Menurut laporan CoinDesk, penyerang memanfaatkan dua bug terpisah untuk mencetak bitcoin sintetis bernama syBTC di bridge Symbiosis. Total token palsu yang tercetak lebih dari 2.000 kali lipat dari total suplai maksimum bitcoin asli yang hanya 21 juta koin. Symbiosis menetapkan estimasi awal kerugian sebesar 9,97 BTC, menurut laporan tersebut. Eksploitasi ini bermula dari transaksi kecil, hanya senilai $0,25 (USD) bitcoin, menurut CoinDesk. Belum ada informasi yang dirilis mengenai tanggal pasti terjadinya eksploitasi, identitas pelaku, atau apakah dana yang hilang sudah berhasil dipulihkan. Symbiosis pun belum mengeluarkan pernyataan resmi selain estimasi kerugian yang dikutip dalam laporan.
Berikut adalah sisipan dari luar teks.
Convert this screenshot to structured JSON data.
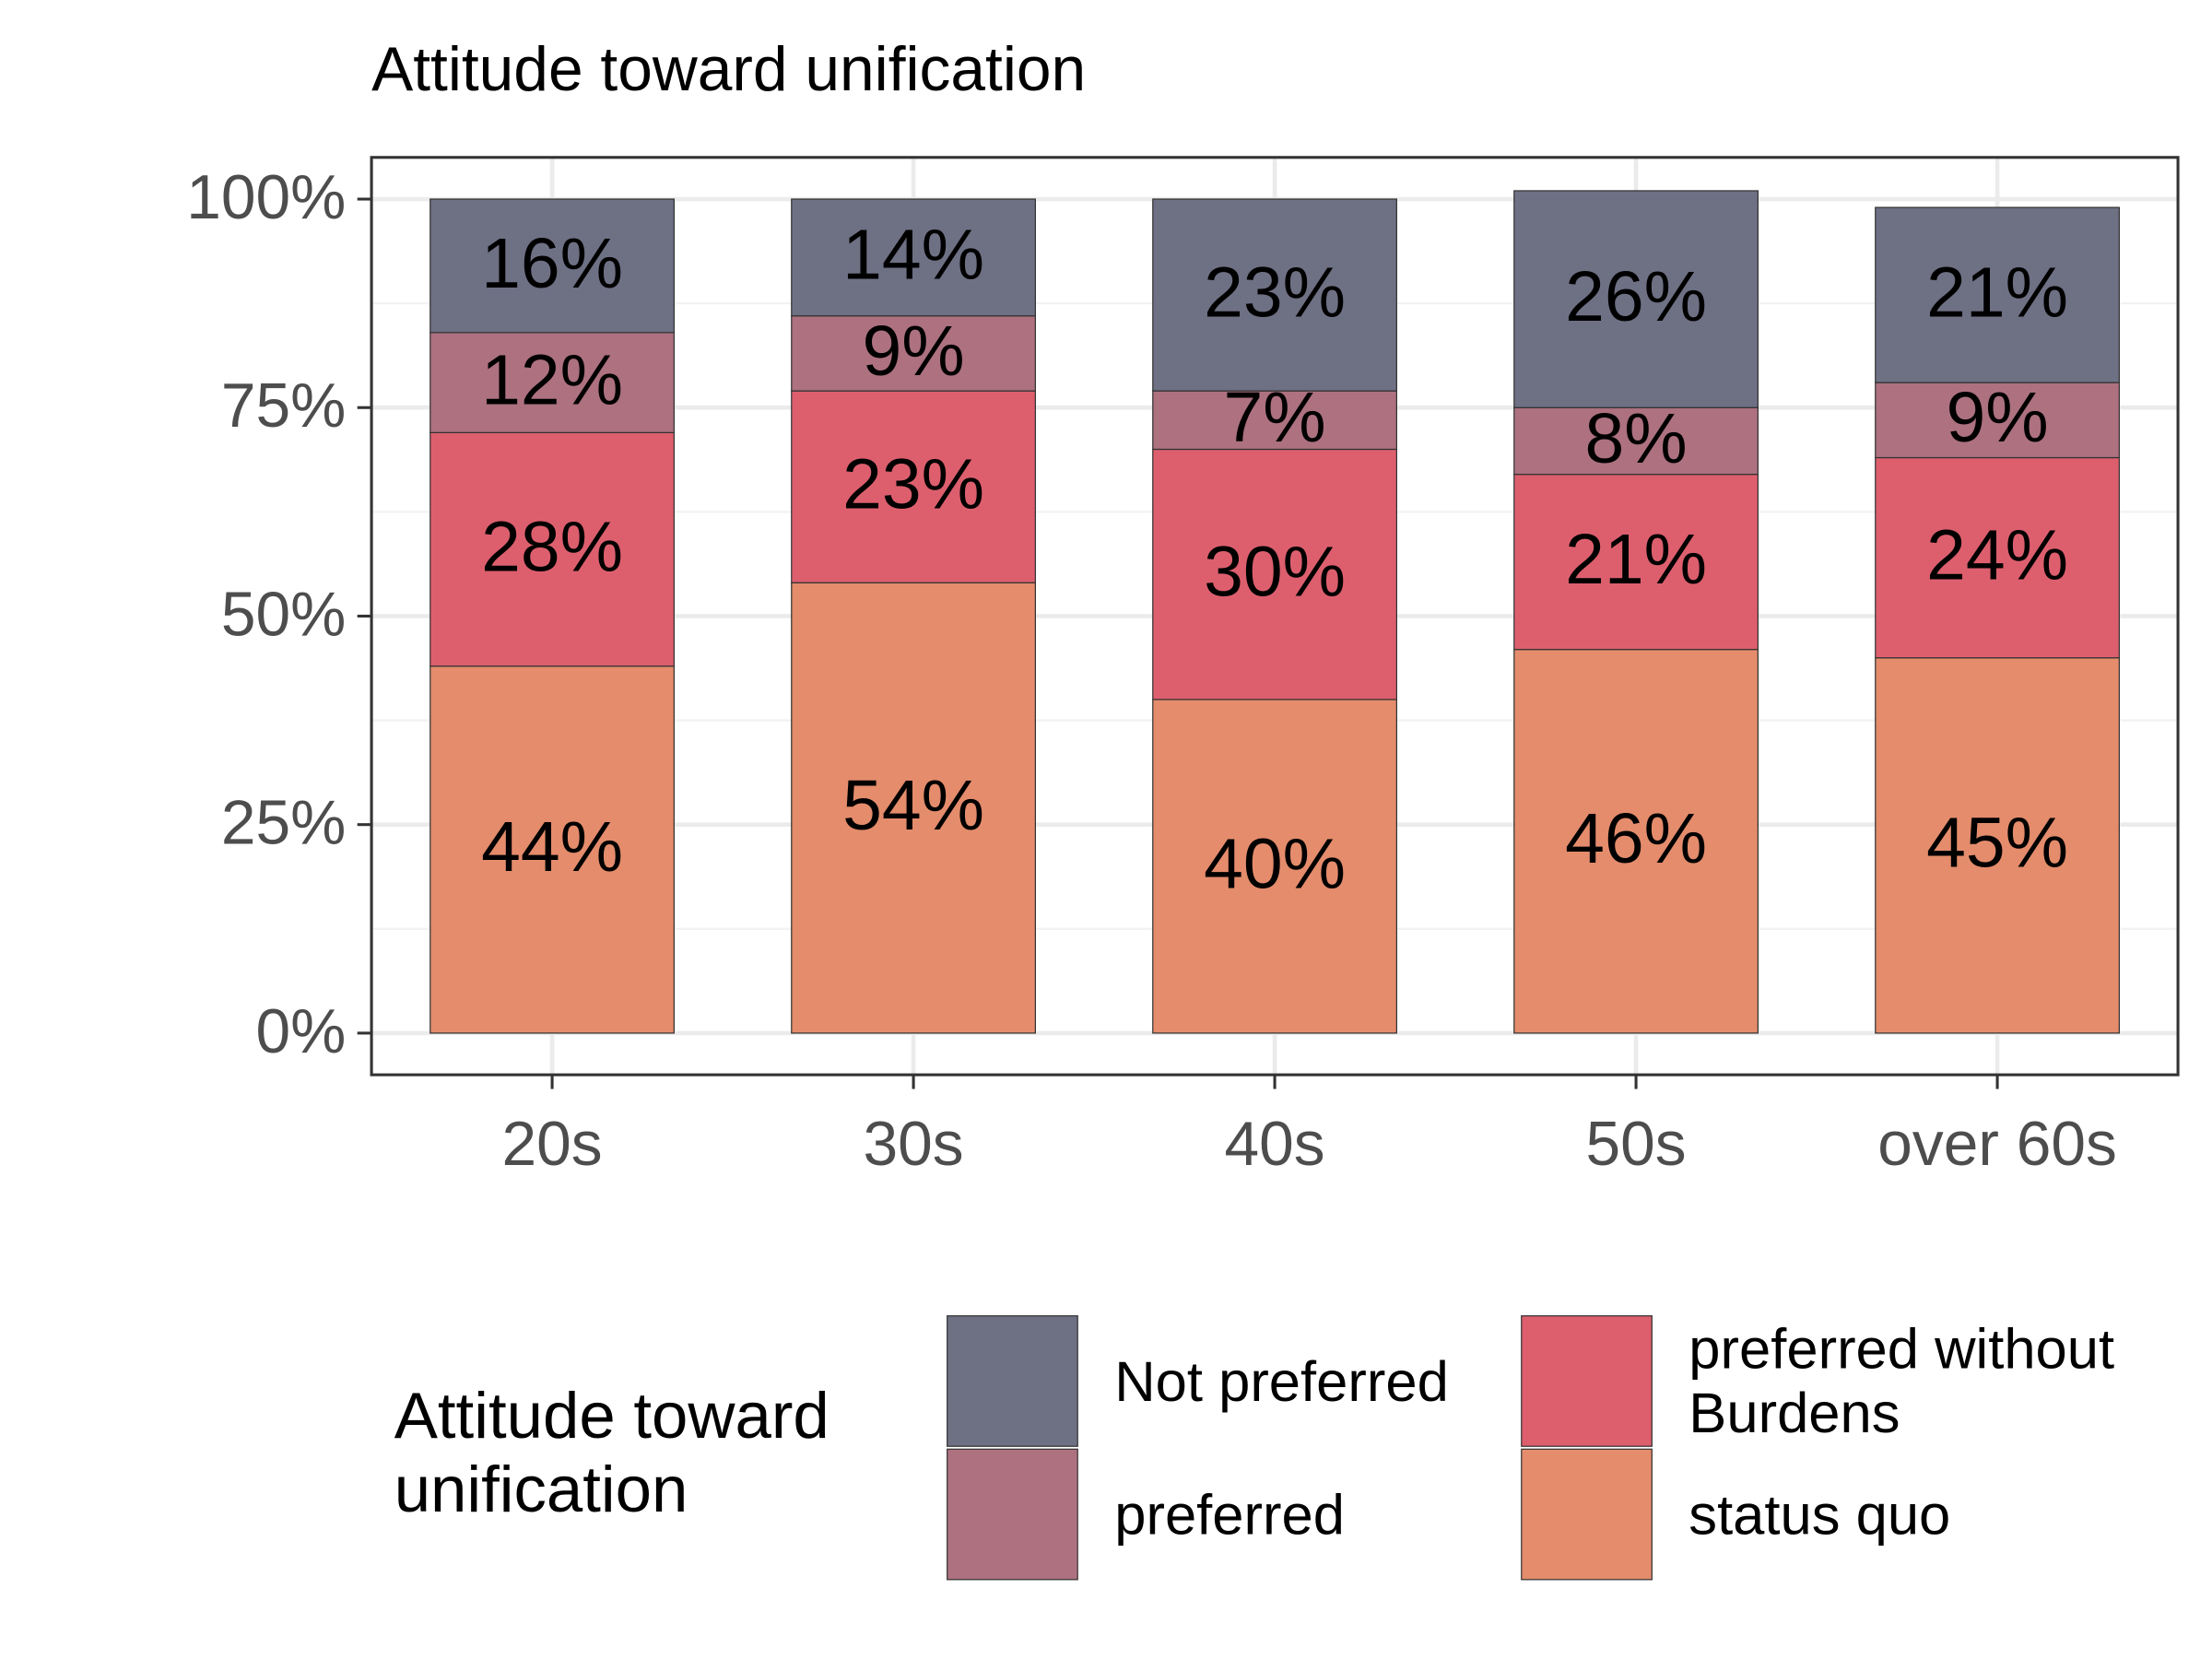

Bagaimana ini bisa terjadi

Bridge lintas-chain menghubungkan blockchain yang berbeda sehingga pengguna bisa memindahkan aset seperti bitcoin ke aplikasi DeFi di jaringan lain. Bridge semacam ini biasanya menciptakan versi sintetis dan terkunci dari aset asli, seperti syBTC di Symbiosis. Bridge kerap menjadi target serangan karena mengumpulkan nilai besar dalam smart contract, dan satu celah saja pada logika minting bisa membuat penyerang mencetak token tanpa jaminan aset nyata. Eksploitasi ini mengikuti pola tersebut. Transaksi kecil senilai $0,25 (USD) memicu dua bug yang memungkinkan penyerang mencetak miliaran token tanpa dukungan aset, mengekspos bagaimana kontrol minting pada bridge masih menjadi titik lemah yang terus berulang dalam infrastruktur DeFi.
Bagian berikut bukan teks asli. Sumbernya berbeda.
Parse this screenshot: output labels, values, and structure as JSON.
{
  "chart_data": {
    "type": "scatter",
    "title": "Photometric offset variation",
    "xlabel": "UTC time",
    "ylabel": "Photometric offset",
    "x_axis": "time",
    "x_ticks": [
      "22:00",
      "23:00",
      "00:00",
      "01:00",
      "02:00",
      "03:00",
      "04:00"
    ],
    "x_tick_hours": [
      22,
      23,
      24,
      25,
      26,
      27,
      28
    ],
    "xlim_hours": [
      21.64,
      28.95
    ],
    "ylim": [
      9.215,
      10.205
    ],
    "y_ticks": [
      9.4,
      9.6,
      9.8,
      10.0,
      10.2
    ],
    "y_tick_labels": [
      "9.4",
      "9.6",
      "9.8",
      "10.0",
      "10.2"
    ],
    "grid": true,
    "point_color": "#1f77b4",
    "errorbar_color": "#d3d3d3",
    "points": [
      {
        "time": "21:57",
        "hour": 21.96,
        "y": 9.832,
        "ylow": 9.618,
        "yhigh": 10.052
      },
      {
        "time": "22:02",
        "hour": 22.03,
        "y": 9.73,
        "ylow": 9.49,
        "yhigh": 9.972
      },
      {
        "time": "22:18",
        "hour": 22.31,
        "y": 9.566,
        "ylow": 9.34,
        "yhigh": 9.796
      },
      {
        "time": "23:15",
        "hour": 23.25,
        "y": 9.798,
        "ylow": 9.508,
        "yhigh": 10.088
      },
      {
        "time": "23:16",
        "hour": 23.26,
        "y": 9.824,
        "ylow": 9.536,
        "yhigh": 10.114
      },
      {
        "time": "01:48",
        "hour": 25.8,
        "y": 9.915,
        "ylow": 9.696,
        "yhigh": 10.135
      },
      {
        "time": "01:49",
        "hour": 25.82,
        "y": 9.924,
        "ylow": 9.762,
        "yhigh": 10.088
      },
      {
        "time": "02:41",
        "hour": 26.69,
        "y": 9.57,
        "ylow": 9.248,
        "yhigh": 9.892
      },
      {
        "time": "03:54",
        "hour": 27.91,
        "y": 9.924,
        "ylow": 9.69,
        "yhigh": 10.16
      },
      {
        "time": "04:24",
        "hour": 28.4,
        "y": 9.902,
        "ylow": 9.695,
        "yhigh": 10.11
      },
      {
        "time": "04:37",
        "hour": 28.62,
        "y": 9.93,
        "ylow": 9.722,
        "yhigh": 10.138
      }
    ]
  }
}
Mengapa ini penting bagi Anda

Bagi pengguna DeFi, eksploitasi ini menjadi pengingat untuk mengecek apakah token sintetis suatu bridge benar-benar didukung penuh oleh aset asli sebelum menyetor dana. Bagi para developer, kasus ini menegaskan perlunya validasi yang lebih ketat pada fungsi minting, terutama ketika transaksi kecil bisa memicu perubahan besar pada total suplai token. Khusus bagi pengguna Symbiosis, estimasi kerugian awal sebesar 9,97 BTC berarti sebagian klaim di bridge ini bisa saja belum terbayar hingga audit menyeluruh selesai dilakukan. Investor yang memegang syBTC atau aset sintetis serupa di bridge lain sebaiknya mewaspadai kemungkinan pengungkapan serupa, karena jenis bug yang sama bisa saja ada di tempat lain dalam ekosistem.

Pertanyaan besarnya

Jika dua bug saja bisa mengubah pecahan sen menjadi miliaran token palsu, berapa banyak bridge lain yang saat ini menjalankan kode minting serupa tanpa audit memadai? Kasus Symbiosis memunculkan pertanyaan yang lebih luas bagi DeFi: apakah ada bridge lintas-chain yang benar-benar bisa menjamin aset sintetisnya didukung penuh satu banding satu, atau kepercayaan pada sistem semacam ini selalu bersifat sementara hingga eksploitasi berikutnya ditemukan?

Yang perlu diperhatikan

Laporan CoinDesk dipublikasikan pada 15 September 2026, dan detailnya masih terbatas. Pantau terus kemungkinan rilis post-mortem resmi dari Symbiosis, konfirmasi angka kerugian final di luar estimasi awal 9,97 BTC, serta pernyataan apa pun soal kompensasi bagi pengguna. Bonuz akan terus memantau bagaimana operator bridge merespons kasus ini, mengingat penguatan mekanisme keamanan minting turut memengaruhi ekosistem perangkat dan aplikasi yang lebih luas, termasuk dompet digital yang terhubung dengan smart glasses dan perangkat masa depan lainnya.